A lot of manufacturers of disposable diapers will not publish fully what materials the diapers are composed of and like plastic bags, they do not decompose readily. This leaves a legacy to your children’s grandchildren. “The production of disposables uses 3.5 times more energy, 8.3 times more non-renewable resources, and 90 times more renewable resources than real nappies” the BBC News on Health issues urging the public to promote washable nappies. More disposable nappies are found in UK household waste than anything else which is quite scary really.
A Looming Environmental Threat:
The Independent News on the environment pointed out that disposable diapers were a looming environmental threat to the planet. Mothers in many third world countries have managed very well without disposable nappies. But what if a big marketing campaign was to succeed then it could spell disaster for the environment.
How do mothers survive without disposable diapers?

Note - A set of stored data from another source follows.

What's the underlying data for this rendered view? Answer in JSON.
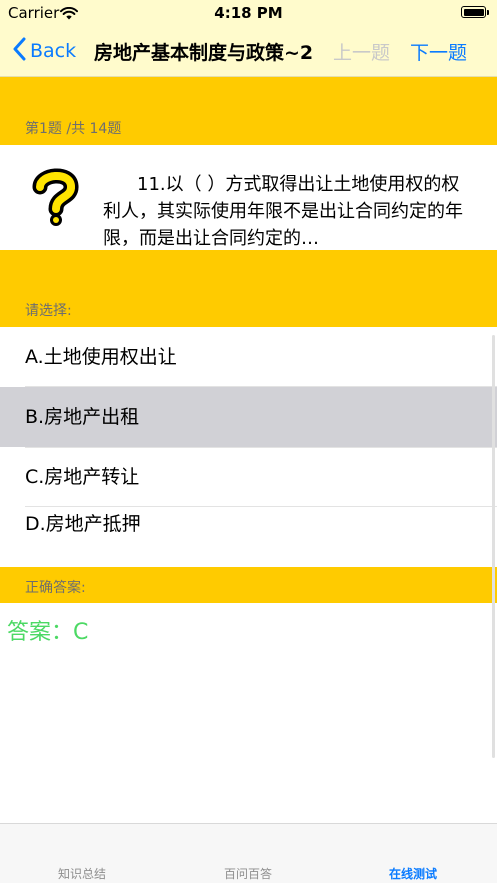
{
  "status_bar": {
    "carrier": "Carrier",
    "time": "4:18 PM"
  },
  "nav": {
    "back_label": "Back",
    "title": "房地产基本制度与政策~2",
    "prev_label": "上一题",
    "next_label": "下一题"
  },
  "progress_label": "第1题 /共 14题",
  "question": {
    "icon": "question-mark-icon",
    "text": "11.以（    ）方式取得出让土地使用权的权利人，其实际使用年限不是出让合同约定的年限，而是出让合同约定的…"
  },
  "choose_label": "请选择:",
  "options": [
    {
      "label": "A.土地使用权出让",
      "selected": false
    },
    {
      "label": "B.房地产出租",
      "selected": true
    },
    {
      "label": "C.房地产转让",
      "selected": false
    },
    {
      "label": "D.房地产抵押",
      "selected": false
    }
  ],
  "correct_label": "正确答案:",
  "answer_text": "答案：C",
  "tabs": [
    {
      "label": "知识总结",
      "active": false
    },
    {
      "label": "百问百答",
      "active": false
    },
    {
      "label": "在线测试",
      "active": true
    }
  ],
  "colors": {
    "accent": "#0a7bff",
    "band": "#ffcb00",
    "bar_background": "#fffbcc",
    "answer": "#4cd964",
    "selected_row": "#d1d1d6"
  }
}
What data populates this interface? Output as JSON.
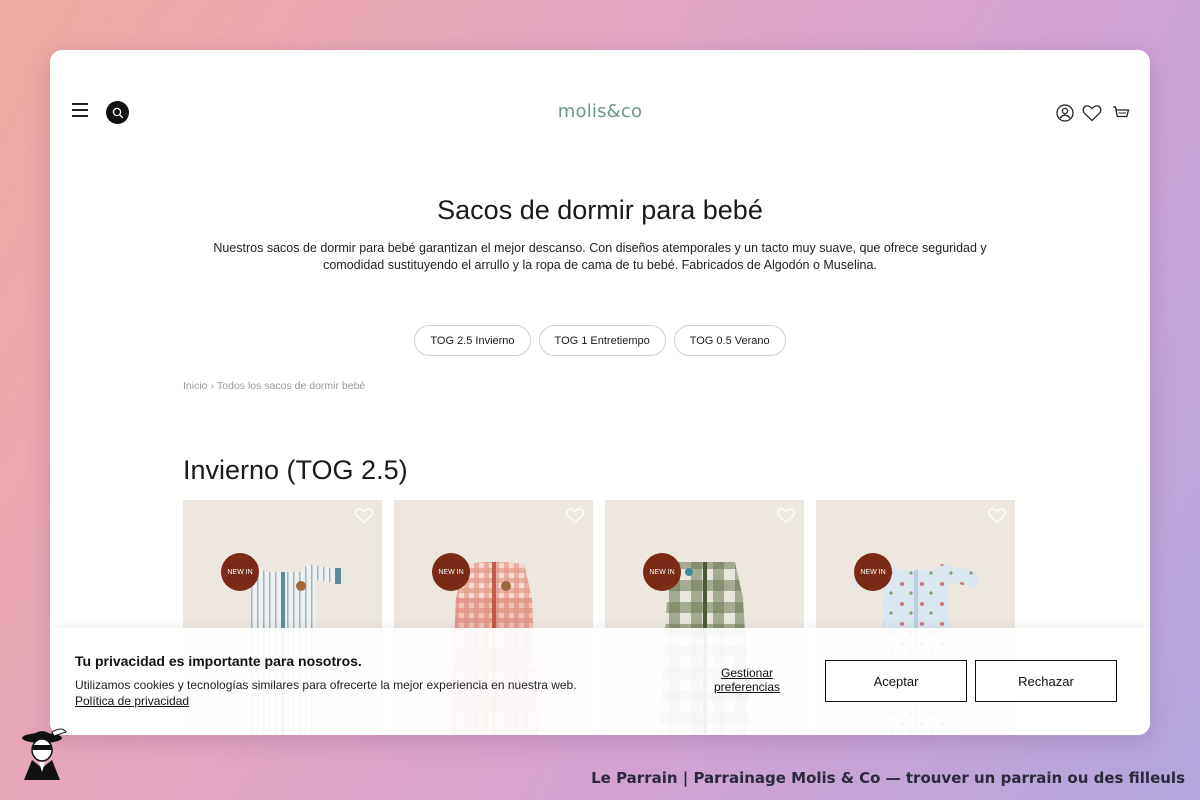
{
  "header": {
    "logo": "molis&co"
  },
  "hero": {
    "title": "Sacos de dormir para bebé",
    "description": "Nuestros sacos de dormir para bebé garantizan el mejor descanso. Con diseños atemporales y un tacto muy suave, que ofrece seguridad y comodidad sustituyendo el arrullo y la ropa de cama de tu bebé. Fabricados de Algodón o Muselina."
  },
  "filters": [
    "TOG 2.5 Invierno",
    "TOG 1 Entretiempo",
    "TOG 0.5 Verano"
  ],
  "breadcrumb": {
    "home": "Inicio",
    "sep": "›",
    "current": "Todos los sacos de dormir bebé"
  },
  "section": {
    "title": "Invierno (TOG 2.5)"
  },
  "products": [
    {
      "badge": "NEW IN",
      "pattern": "stripes",
      "color": "#8aa8b0"
    },
    {
      "badge": "NEW IN",
      "pattern": "gingham",
      "color": "#d9786a"
    },
    {
      "badge": "NEW IN",
      "pattern": "check",
      "color": "#6b7a55"
    },
    {
      "badge": "NEW IN",
      "pattern": "dots",
      "color": "#c9dbe8"
    }
  ],
  "cookie": {
    "title": "Tu privacidad es importante para nosotros.",
    "text": "Utilizamos cookies y tecnologías similares para ofrecerte la mejor experiencia en nuestra web.",
    "policy_link": "Política de privacidad",
    "manage": "Gestionar preferencias",
    "accept": "Aceptar",
    "reject": "Rechazar"
  },
  "footer": {
    "text": "Le Parrain | Parrainage Molis & Co — trouver un parrain ou des filleuls"
  },
  "colors": {
    "logo": "#6b9985",
    "badge": "#7a2a17"
  }
}
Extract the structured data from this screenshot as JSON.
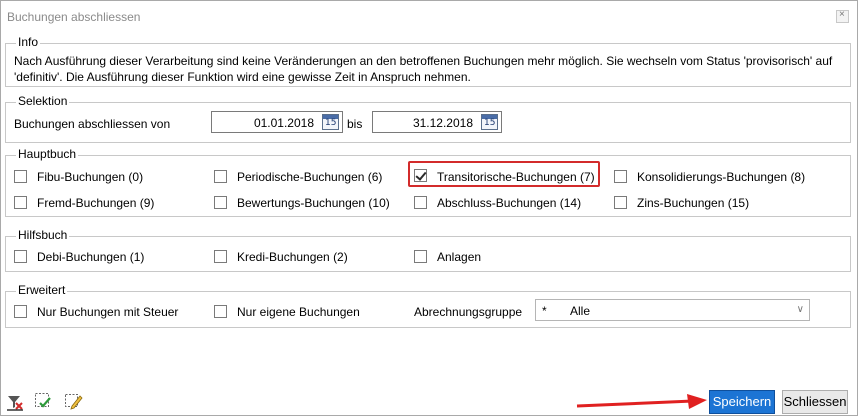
{
  "window": {
    "title": "Buchungen abschliessen",
    "close_glyph": "×"
  },
  "info": {
    "legend": "Info",
    "text": "Nach Ausführung dieser Verarbeitung sind keine Veränderungen an den betroffenen Buchungen mehr möglich. Sie wechseln vom Status 'provisorisch' auf 'definitiv'. Die Ausführung dieser Funktion wird eine gewisse Zeit in Anspruch nehmen."
  },
  "selektion": {
    "legend": "Selektion",
    "label_from": "Buchungen abschliessen von",
    "date_from": "01.01.2018",
    "label_to": "bis",
    "date_to": "31.12.2018",
    "calendar_number": "15"
  },
  "hauptbuch": {
    "legend": "Hauptbuch",
    "items": [
      {
        "label": "Fibu-Buchungen (0)",
        "checked": false
      },
      {
        "label": "Periodische-Buchungen (6)",
        "checked": false
      },
      {
        "label": "Transitorische-Buchungen (7)",
        "checked": true
      },
      {
        "label": "Konsolidierungs-Buchungen (8)",
        "checked": false
      },
      {
        "label": "Fremd-Buchungen (9)",
        "checked": false
      },
      {
        "label": "Bewertungs-Buchungen (10)",
        "checked": false
      },
      {
        "label": "Abschluss-Buchungen (14)",
        "checked": false
      },
      {
        "label": "Zins-Buchungen (15)",
        "checked": false
      }
    ]
  },
  "hilfsbuch": {
    "legend": "Hilfsbuch",
    "items": [
      {
        "label": "Debi-Buchungen (1)",
        "checked": false
      },
      {
        "label": "Kredi-Buchungen (2)",
        "checked": false
      },
      {
        "label": "Anlagen",
        "checked": false
      }
    ]
  },
  "erweitert": {
    "legend": "Erweitert",
    "items": [
      {
        "label": "Nur Buchungen mit Steuer",
        "checked": false
      },
      {
        "label": "Nur eigene Buchungen",
        "checked": false
      }
    ],
    "group_label": "Abrechnungsgruppe",
    "group_code": "*",
    "group_value": "Alle"
  },
  "footer": {
    "save_label": "Speichern",
    "close_label": "Schliessen"
  },
  "colors": {
    "primary_button": "#1c74d4",
    "highlight": "#d32b2b",
    "arrow": "#e02020"
  }
}
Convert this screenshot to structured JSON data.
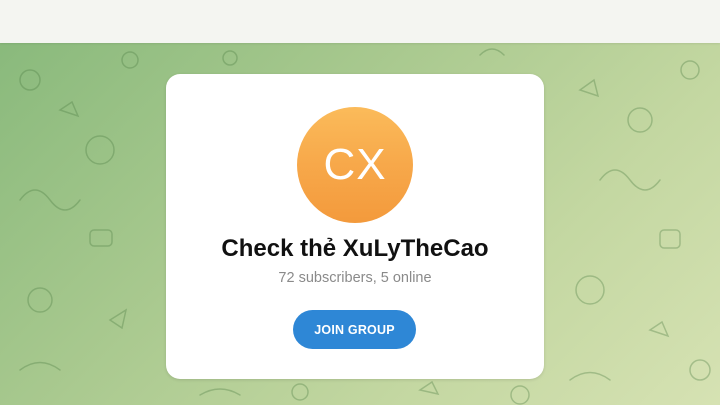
{
  "channel": {
    "avatar_initials": "CX",
    "title": "Check thẻ XuLyTheCao",
    "subtitle": "72 subscribers, 5 online",
    "join_label": "JOIN GROUP"
  },
  "colors": {
    "accent": "#2e87d6",
    "avatar": "#f7a84a",
    "background": "#a9c98f"
  }
}
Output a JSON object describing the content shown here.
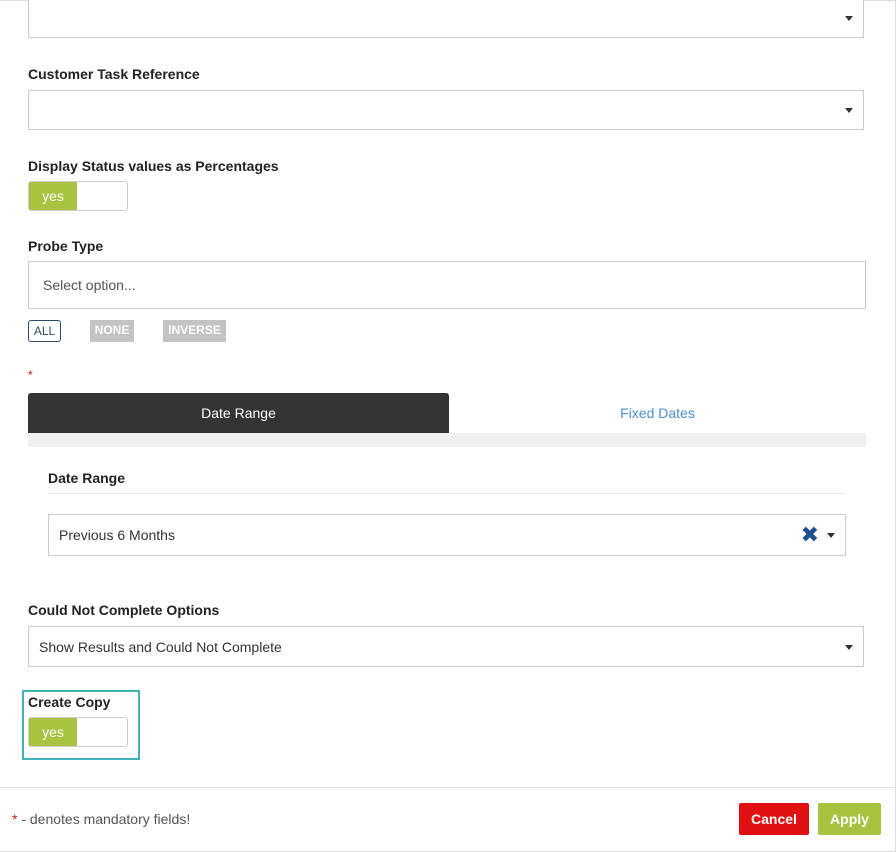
{
  "fields": {
    "top_select": {
      "value": ""
    },
    "customer_task_reference": {
      "label": "Customer Task Reference",
      "value": ""
    },
    "display_status_percentages": {
      "label": "Display Status values as Percentages",
      "toggle_label": "yes",
      "state": "on"
    },
    "probe_type": {
      "label": "Probe Type",
      "placeholder": "Select option...",
      "chips": {
        "all": "ALL",
        "none": "NONE",
        "inverse": "INVERSE"
      }
    },
    "mandatory_marker": "*",
    "date_tabs": {
      "active": "Date Range",
      "inactive": "Fixed Dates"
    },
    "date_range": {
      "label": "Date Range",
      "value": "Previous 6 Months",
      "clear_icon": "close-icon"
    },
    "could_not_complete": {
      "label": "Could Not Complete Options",
      "value": "Show Results and Could Not Complete"
    },
    "create_copy": {
      "label": "Create Copy",
      "toggle_label": "yes",
      "state": "on"
    }
  },
  "footer": {
    "asterisk": "*",
    "note": " - denotes mandatory fields!",
    "cancel_label": "Cancel",
    "apply_label": "Apply"
  },
  "colors": {
    "toggle_on": "#a9c23f",
    "active_tab": "#333333",
    "inactive_tab_text": "#4a8fd6",
    "cancel": "#e00f12",
    "apply": "#a9c23f",
    "highlight_border": "#3fb3b8",
    "mandatory": "#d9141e"
  }
}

In India, for example, parents use cloth diapers or leave their babies bottoms bare. The mother is usually at home, staying with the baby, rarely leaving the home which makes the practicalities of toilet care easier. As soon as the baby defecates the mum cleans it up. When nappies are used they are usually made from old clothes from family and friends. I can well imagine the concept of a disposable diaper, which holds urine as well as faeces close to babies genitals, could be perceived as unclean and would encourage diaper rashes and the like.
In China, toddlers wear split pants, so as the child can defecate when he or she needs to. Split pants have been popular in China for decades and can be seen being used in rural areas today. Throw away products would be rejected as a waste of money. But big producers of disposable products want to change all of this. They have set their sights on a massive potential market in low-income countries. The focus is on India and China as these countries contain the largest infant populations combined with a growing middle class.
It was estimated about 10 years ago that there were over 321 million babies aged under two-and-a-half in the world. If disposable diapers were used on each of these babies and assuming there would be 4.5 diaper changes per day that would mean at least 6,000 tonnes of diapers would be disposed of every day and go into landfills.
The intense marketing pressure of the disposable diaper industry is already reaping benefits. In China alone, annual sales alone are growing by 50% per annum. Whereas in India cultural resistance is stronger.
Diapers – what every parent needs to know
The cheapest option and best for the environment was the towelling Diapers.
I know which ones I would choose.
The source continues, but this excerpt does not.